Pushes for Standards Review of LTE-U Coexistence Really Attempt at Stifling Competition, CTIA Says

LTE-U Forum backers and 3GPP allies continue to duke it out before the FCC. CTIA fired back Thursday at complaints that efforts to ensure coexistence between LTE-unlicensed and Wi-Fi are being partially hijacked. Those calls "for a formal standards review upends the permissionless innovation that is the hallmark of unlicensed spectrum policy," CTIA said in a submission in docket 15-105.

The agency should instead reiterate its position on technology neutrality for the unlicensed bands, CTIA said. CTIA also repeated what has been a common talking point for LTE-U backers: that its coexistence-based design "makes it a good neighbor to Wi-Fi -- often better than Wi-Fi is to itself" (see 1509100035). That "coexistence-by-design" for LTE-U and the "listen-before-talk" protocol employed in licensed assisted access "are just two ways in which coexistence can be accomplished" by the two types of unlicensed LTE, CTIA said. It said the push by NCTA and others "is nakedly anti-competitive and contravenes FCC rules and practices."

The CTIA filing was directed at comments from Google, Hewlett-Packard Enterprise, NCTA and a variety of Wi-Fi companies (see 1510220028). They had said that, contrary to the industry-developed 802.11 standards that have made Wi-Fi successful, "the leading proponents of LTE-U have taken the opposite approach ... press[ing] forward unilaterally to deploy their own non-standardized form of unlicensed LTE in the United States." While not making any specific proposals, NCTA et al. said the FCC "should carefully scrutinize this conduct."

In its filing Thursday, CTIA said any standards-setting review "is no panacea" guaranteeing coexistence between LTE-U and Wi-Fi, since even Wi-Fi has no coexistence testing specification, only the listen before talk protocol. The NCTA comments are aimed at keeping a status quo "in 'their' (unlicensed) spectrum [as they] preclude new, innovative competitive developments," CTIA said. And CTIA said the LTE-U Forum and its supporters have done extensive outreach both formally and informally to the Wi-Fi world on coexistence issues. NCTA, Verizon, which is a chief founder of LTE-Forum, and Qualcomm, which also is a major proponent of LTE-U, didn't comment Thursday.

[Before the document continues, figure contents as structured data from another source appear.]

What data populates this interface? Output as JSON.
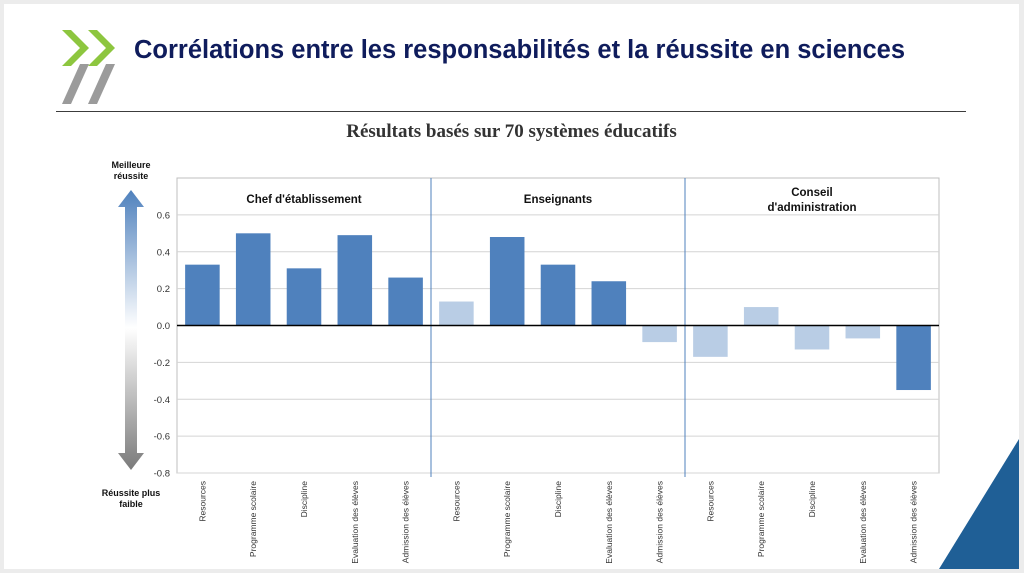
{
  "slide": {
    "title": "Corrélations entre les responsabilités et la réussite en sciences"
  },
  "colors": {
    "title": "#0f1c5c",
    "logo_green": "#8dc63f",
    "logo_gray": "#9b9b9b",
    "bar_significant": "#4f81bd",
    "bar_not_significant": "#b9cde5",
    "corner_accent": "#1f5f96"
  },
  "chart_data": {
    "type": "bar",
    "title": "Résultats basés sur 70 systèmes éducatifs",
    "y_axis": {
      "ylim": [
        -0.8,
        0.8
      ],
      "ticks": [
        "-0.8",
        "-0.6",
        "-0.4",
        "-0.2",
        "0.0",
        "0.2",
        "0.4",
        "0.6"
      ],
      "top_label": [
        "Meilleure",
        "réussite"
      ],
      "bottom_label": [
        "Réussite plus",
        "faible"
      ]
    },
    "grid": true,
    "groups": [
      {
        "name": [
          "Chef d'établissement"
        ],
        "categories": [
          "Resources",
          "Programme scolaire",
          "Discipline",
          "Evaluation des élèves",
          "Admission des élèves"
        ],
        "values": [
          0.33,
          0.5,
          0.31,
          0.49,
          0.26
        ],
        "significant": [
          true,
          true,
          true,
          true,
          true
        ]
      },
      {
        "name": [
          "Enseignants"
        ],
        "categories": [
          "Resources",
          "Programme scolaire",
          "Discipline",
          "Evaluation des élèves",
          "Admission des élèves"
        ],
        "values": [
          0.13,
          0.48,
          0.33,
          0.24,
          -0.09
        ],
        "significant": [
          false,
          true,
          true,
          true,
          false
        ]
      },
      {
        "name": [
          "Conseil",
          "d'administration"
        ],
        "categories": [
          "Resources",
          "Programme scolaire",
          "Discipline",
          "Evaluation des élèves",
          "Admission des élèves"
        ],
        "values": [
          -0.17,
          0.1,
          -0.13,
          -0.07,
          -0.35
        ],
        "significant": [
          false,
          false,
          false,
          false,
          true
        ]
      }
    ]
  }
}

Ruckus Wireless, among submitters of the NCTA comments, "supports continued innovation in the unlicensed bands, including the introduction of LTE to those bands," it said in a statement. "We also support Chairman Wheeler’s view that an open, broad-based, standards-setting process is critical in order for this introduction to be successful. For this reason, we favor the LAA and LWA programs being developed as features for LTE Release 13 within the consensus-based standard-setting process of 3GPP. We are also encouraged by the liaison and communication that has occurred between 3GPP and IEEE on the LAA program as it pertains to Wi-Fi coexistence, and hope that this cooperation will continue in the months leading up to the completion of Release 13.”